# How to cook Pink Eye Peas



## Melimelo

I have a large quantity of Pink Eye Peas and do not know what the best "southern" recipe is for preparing them. does anyone have any ideas?


----------



## Uncle Bob

Welcome to DC....I/We cook Pink-eyes at least once per week. As a youngster growing up on a large farming operation they were cooked daily! Most folks around my area boil/simmer the peas in salted water seasoned with various seasoning meats...Bacon being by far the most popular. Any other seasoning meats, Ham, Ham hocks, Smoked Neck bones, Pig tails. Salt Pork, Fat Back, Smokled Turkey legs etc. etc. etc. can be used...Good fresh or fresh frozen ones will cook in about 1-1.5 hours.

Quart of Peas
Cover well with water
Bring to a boil. Cover and simmer till done.
Season with 1/2-1 strip bacon
Salt to taste.

Ya gotta have cornbread to go with them.


----------



## Melimelo

Thank you so much. I love pink eye peas and black eye peas but have never prepared them myself. I wanted to do it right and not guess. Thanks again.


----------



## Michael in FtW

Only thing Uncle Bob left out was the "mess-o'-greens" to go on the side ... collard, mustard, turnip, poke ...


----------



## Robo410

I agree , just wonderful!  Love the smoked neck bones!  both for the peas and the greens.


----------



## AllenOK

Ok, I learned something new today.  What, pray tell, are "Pink eye peas"?  I've never heard of them (and I pride myself on knowing just about every type of food item on the planet, if not how to prepare it).  Are they similar to black eyed peas?


----------



## Uncle Bob

Allen...
Pink-Eye Purple Hull Peas get their name from the fact the pea hull is purplish in color when ready to pick, and the cream colored pea has a pink-eye. There are several varieties of pink-eyes. There are also numerous other varieties of Southern Cow peas. Pink-eye purple hull is one, as are black-eyed peas. In many respects they are very similar to black-eyes. One difference is taste/flavor with the black-eye being what some would call more "earthy" than the pink-eye which has a milder/delicate flavor.


----------



## AllenOK

OIC. Thanks for the info.  Looks like I may need to find a source and try them.


----------



## Uncle Bob

Look for the fresh ones in the spring and summer months....Anything canned or frozen in the grocery store doesn't come close to fresh....They can be "doctored' up to be passable however.


----------



## bethzaring

hey Uncle Bob, can you tell me what kind of eyed peas I have?  I had some of these in the freezer for at least 15 years and planted them this year.  I don't know what they are.  My late FIL gave them to me, they were developed by a friend of his.  Can you tell by the photos?

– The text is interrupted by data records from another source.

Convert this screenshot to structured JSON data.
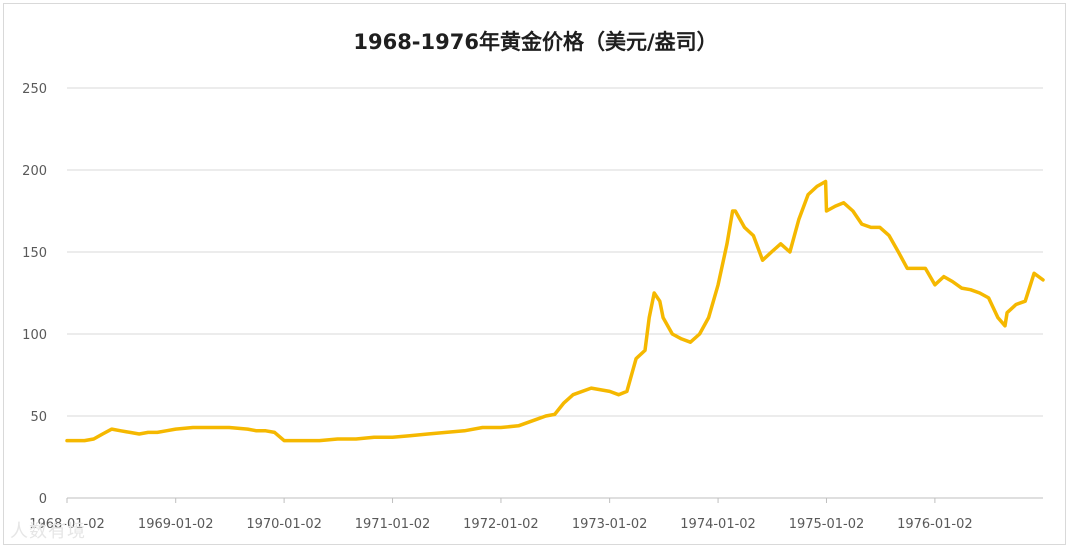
{
  "chart_data": {
    "type": "line",
    "title": "1968-1976年黄金价格（美元/盎司）",
    "xlabel": "",
    "ylabel": "",
    "ylim": [
      0,
      250
    ],
    "yticks": [
      0,
      50,
      100,
      150,
      200,
      250
    ],
    "xlim": [
      "1968-01-02",
      "1976-12-31"
    ],
    "xtick_labels": [
      "1968-01-02",
      "1969-01-02",
      "1970-01-02",
      "1971-01-02",
      "1972-01-02",
      "1973-01-02",
      "1974-01-02",
      "1975-01-02",
      "1976-01-02"
    ],
    "grid": "horizontal",
    "legend": "none",
    "series": [
      {
        "color": "#f5b800",
        "x": [
          "1968-01-02",
          "1968-03-01",
          "1968-04-01",
          "1968-05-01",
          "1968-06-01",
          "1968-07-01",
          "1968-08-01",
          "1968-09-01",
          "1968-10-01",
          "1968-11-01",
          "1968-12-01",
          "1969-01-02",
          "1969-03-01",
          "1969-05-01",
          "1969-07-01",
          "1969-09-01",
          "1969-10-01",
          "1969-11-01",
          "1969-12-01",
          "1970-01-02",
          "1970-03-01",
          "1970-05-01",
          "1970-07-01",
          "1970-09-01",
          "1970-11-01",
          "1971-01-02",
          "1971-03-01",
          "1971-05-01",
          "1971-07-01",
          "1971-09-01",
          "1971-11-01",
          "1972-01-02",
          "1972-03-01",
          "1972-05-01",
          "1972-06-01",
          "1972-07-01",
          "1972-08-01",
          "1972-09-01",
          "1972-11-01",
          "1973-01-02",
          "1973-02-01",
          "1973-03-01",
          "1973-04-01",
          "1973-05-01",
          "1973-05-15",
          "1973-06-01",
          "1973-06-20",
          "1973-07-01",
          "1973-08-01",
          "1973-09-01",
          "1973-10-01",
          "1973-11-01",
          "1973-12-01",
          "1974-01-02",
          "1974-02-01",
          "1974-02-20",
          "1974-03-01",
          "1974-04-01",
          "1974-05-01",
          "1974-06-01",
          "1974-07-01",
          "1974-08-01",
          "1974-09-01",
          "1974-10-01",
          "1974-11-01",
          "1974-12-01",
          "1974-12-30",
          "1975-01-02",
          "1975-02-01",
          "1975-03-01",
          "1975-04-01",
          "1975-05-01",
          "1975-06-01",
          "1975-07-01",
          "1975-08-01",
          "1975-09-01",
          "1975-10-01",
          "1975-11-01",
          "1975-12-01",
          "1976-01-02",
          "1976-02-01",
          "1976-03-01",
          "1976-04-01",
          "1976-05-01",
          "1976-06-01",
          "1976-07-01",
          "1976-08-01",
          "1976-08-25",
          "1976-09-01",
          "1976-10-01",
          "1976-11-01",
          "1976-12-01",
          "1976-12-31"
        ],
        "y": [
          35,
          35,
          36,
          39,
          42,
          41,
          40,
          39,
          40,
          40,
          41,
          42,
          43,
          43,
          43,
          42,
          41,
          41,
          40,
          35,
          35,
          35,
          36,
          36,
          37,
          37,
          38,
          39,
          40,
          41,
          43,
          43,
          44,
          48,
          50,
          51,
          58,
          63,
          67,
          65,
          63,
          65,
          85,
          90,
          110,
          125,
          120,
          110,
          100,
          97,
          95,
          100,
          110,
          130,
          155,
          175,
          175,
          165,
          160,
          145,
          150,
          155,
          150,
          170,
          185,
          190,
          193,
          175,
          178,
          180,
          175,
          167,
          165,
          165,
          160,
          150,
          140,
          140,
          140,
          130,
          135,
          132,
          128,
          127,
          125,
          122,
          110,
          105,
          113,
          118,
          120,
          137,
          133
        ]
      }
    ]
  },
  "watermark": "人数有境"
}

The pods turned purply when the peas matured, but they are kinda brown now.


----------



## Robo410

cow peas, crowder peas, field peas, many varieties, oh so good!


----------



## Uncle Bob

Miss Beth...They appear to be one of the purple hull varieties. As they mature on the vine the hull can go from being purplish with some green to completely dark purple to black at full maturity. The hulls seem to be in the later stages of development...From the pictures I can not determine the color of the "eye"....if they were/are pinkish (not baby pink) but a pinkish, rosy, light reddish color--- then I would say Pink-Eye Purple Hulls. Specific variety unknown.


----------



## Uncle Bob

Miss Beth....These are Pink-Eye Purple Hull...Louisiana Purple Hull Variety...AKA "Top Picks"----The peas mostly make in the top of the plant making them easier to pick....These were the first little picking before they really started to make. As you can see the peas are green---just right!!! The few whiter ones are more mature.


----------



## bethzaring

Thanks UB

From what you say, it appears I have a pink eyed purple hull.

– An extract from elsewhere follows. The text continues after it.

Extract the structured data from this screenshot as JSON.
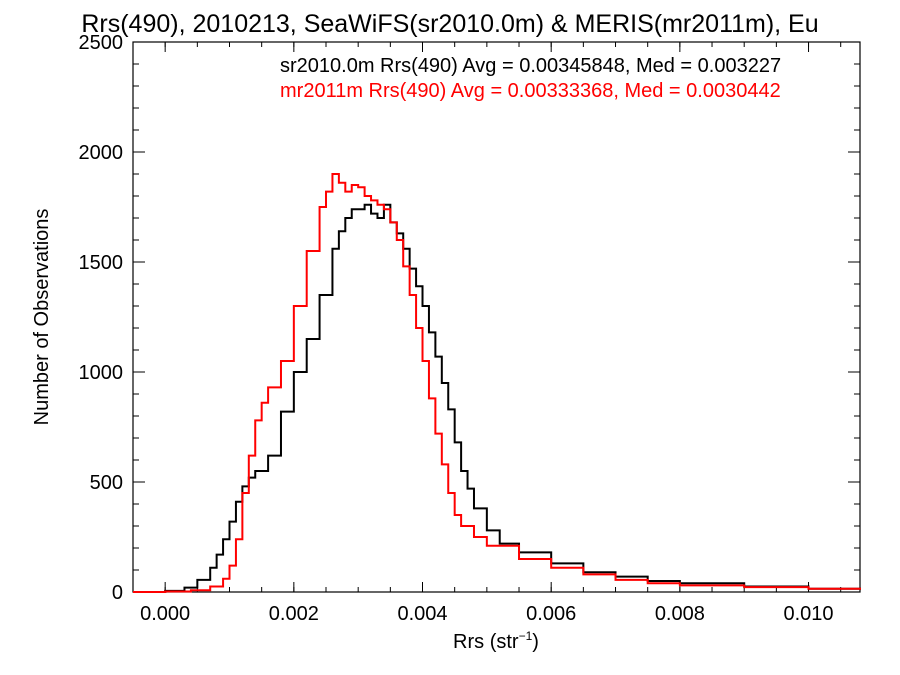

I had only raised bush beans before and was amused by the growing habit of these peas.  The first thing I noticed was the plants sending up match sticks right from the tops of the plants.  After I planted them, I was concerned I had not planted enough to experiment with eating them fresh.  Also I had no idea when to harvest them for fresh eating.  I can't tell if the eyes are pink or black, don't have anything to compare them to.  The yield was not what I was expecting from a bean plant either.  Of course, I received no rain after I planted them.

I have not eaten any yet from this crop, haven't shelled them either, don't have any sheller other then my fingers!


----------



## Uncle Bob

Pink-Eye Purple Hulls, as well as other types of peas are--semi-vineing---not to the point of "sticking" or "trellising" as you would a Kentucky Wonder Pole Beans, but just a little. The newer strains of Pink-eyes are even less so. Yields, like most things, can be affected by soil conditions, and rain fall etc. 

Havesting normally occurs when the pea is "filled out" regardless of the color of the hull. Obviously the Purple Hulls will begin to exibit shades of purple on the hull. The pea itself will be green with an oviouos pinkish eye---not black. As the peas mature on the vine the hull darkens, and the pea goes from a green color to a cream color. The freshest, and best tasting are when the peas are green. As they mature, they're still good--just not as good. Of course if allowed to completely dry---they could treated/cooked/eaten as any dry bean or pea.

Suggest you shell and eat ASAP for freshest taste. 

Yield on these 8 125' rows was about 1.5 bushels per row--A little disappointing--but not bad.





None of these are ready for harvest....


----------



## TheCook

Hey Uncle Bob,

How much is one of those pea shellers?  I grew a small patch of purple hull peas this summer to try it out and I lived to regret it.  Hand shelling SUCKS!!!


----------



## Uncle Bob

TheCook said:


> Hey Uncle Bob,
> 
> How much is one of those pea shellers? I grew a small patch of purple hull peas this summer to try it out and I lived to regret it. Hand shelling SUCKS!!!


 
The Sheller is made by the Taylor Mfg. Co. out of Georgia. Back 25+ years ago it was $200 --- Today expect to pay in the $500 range --- I've not shopped for one, so there may be bargins to be had. I would shop where they had them in stock --- During this time of the year/Economic times etc. retailers may offer a nice discount on (seasonally dead) in stock merchandise. 

Enjoy!


----------



## Michael in FtW

I found the Taylor sheller selling for up to $600 at some places - but if you order it from Taylor - $400. The Taylor LIttle Sheller


----------